Curcumin Induces Autophagy, Apoptosis, and Cell Cycle Arrest in Human Pancreatic Cancer Cells

Yaping Zhu¹and Shurui Bu¹

Academic Editor: Célia Cabral

Received14 Jun 2017

Revised01 Aug 2017

Accepted06 Aug 2017

Published10 Sept 2017

Abstract

Objective. Curcumin is an active extract from turmeric. The aim of this study was to identify the underlying mechanism of curcumin on PCa cells and the role of autophagy in this process. Methods. The inhibitory effect of curcumin on the growth of PANC1 and BxPC3 cell lines was detected by CCK-8 assay. Cell cycle distribution and apoptosis were tested by flow cytometry. Autophagosomes were tested by cell immunofluorescence assay. The protein expression was detected by Western blot. The correlation between LC3II/Bax and cell viability was analyzed. Results. Curcumin inhibited the cell proliferation in a dose- and time-dependent manner. Curcumin could induce cell cycle arrest at G2/M phase and apoptosis of PCa cells. The autophagosomes were detected in the dosing groups. Protein expression of Bax and LC3II was upregulated, while Bcl2 was downregulated in the high dosing groups of curcumin. There was a significant negative correlation between LC3II/Bax and cell viability.
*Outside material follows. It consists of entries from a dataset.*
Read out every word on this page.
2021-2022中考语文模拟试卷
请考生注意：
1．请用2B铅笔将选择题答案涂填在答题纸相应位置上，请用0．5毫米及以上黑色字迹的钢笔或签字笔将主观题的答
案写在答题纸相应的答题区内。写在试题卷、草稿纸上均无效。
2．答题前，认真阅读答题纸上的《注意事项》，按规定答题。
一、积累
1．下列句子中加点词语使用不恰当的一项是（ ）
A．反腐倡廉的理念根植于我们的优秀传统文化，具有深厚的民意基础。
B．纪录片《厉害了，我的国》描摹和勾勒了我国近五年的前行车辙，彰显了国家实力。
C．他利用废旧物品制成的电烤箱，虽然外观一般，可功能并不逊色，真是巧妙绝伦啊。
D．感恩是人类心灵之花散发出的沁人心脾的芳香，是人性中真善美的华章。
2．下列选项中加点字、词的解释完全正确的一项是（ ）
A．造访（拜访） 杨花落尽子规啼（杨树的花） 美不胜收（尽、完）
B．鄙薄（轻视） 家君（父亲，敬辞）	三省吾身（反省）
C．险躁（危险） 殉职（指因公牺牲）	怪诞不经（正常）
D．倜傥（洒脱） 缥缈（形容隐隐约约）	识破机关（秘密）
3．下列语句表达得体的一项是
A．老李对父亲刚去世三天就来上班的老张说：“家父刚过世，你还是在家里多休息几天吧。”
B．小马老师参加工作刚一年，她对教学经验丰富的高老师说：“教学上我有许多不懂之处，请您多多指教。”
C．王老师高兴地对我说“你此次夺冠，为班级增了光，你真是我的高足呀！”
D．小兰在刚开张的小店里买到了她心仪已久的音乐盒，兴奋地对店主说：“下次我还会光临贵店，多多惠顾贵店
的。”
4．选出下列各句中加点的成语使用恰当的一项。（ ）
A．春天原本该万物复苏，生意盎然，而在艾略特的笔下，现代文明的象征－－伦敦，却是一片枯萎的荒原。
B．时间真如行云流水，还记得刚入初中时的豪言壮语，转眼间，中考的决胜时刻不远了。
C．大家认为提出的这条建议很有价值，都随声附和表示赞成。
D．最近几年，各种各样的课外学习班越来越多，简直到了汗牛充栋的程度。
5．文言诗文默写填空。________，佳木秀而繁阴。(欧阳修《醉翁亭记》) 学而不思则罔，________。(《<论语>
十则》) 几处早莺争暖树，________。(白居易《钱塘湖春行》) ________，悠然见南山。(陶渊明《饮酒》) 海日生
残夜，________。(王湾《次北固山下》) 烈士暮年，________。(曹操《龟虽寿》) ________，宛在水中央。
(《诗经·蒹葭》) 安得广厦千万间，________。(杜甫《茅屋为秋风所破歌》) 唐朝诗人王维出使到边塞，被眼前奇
Conclusions. Autophagy could be triggered by curcumin in the treatment of PCa. Apoptosis and cell cycle arrest also participated in this process. These findings imply that curcumin is a multitargeted agent for PCa cells. In addition, autophagic cell death may predominate in the high concentration groups of curcumin.

1. Introduction

Pancreatic cancer (PCa) is the third leading cause of cancer-related death in the United States with a 5-year survival rate of 7.7% [1] and ranks 12th of all cancer incidences. Nearly 81% PCa patients were diagnosed at a terminal stage, which determines a poor prognosis. According to some statistical data, both morbidity and mortality of PCa continue to rise, while those of most other cancers have declined [2]. Surgery is applicable only to a few early-stage patients, and chemotherapy is the most important remedy for patients with metastatic cancer. Pre- and postoperative chemotherapy can also benefit the patient. According to a randomized study [3], the median survival increased from 4.41 months of treatment with 5-FU to 5.65 months of gemcitabine, and the 1-year survival rate improved from 2% in 5-FU-treated patients to 18% in gemcitabine-treated patients. Gemcitabine has therefore become the first-line chemotherapy regimen. However, owing to multidrug resistance and the intolerable adverse effects of the drug, searching for new alternative and adjuvant chemotherapy drugs has become an urgent mission.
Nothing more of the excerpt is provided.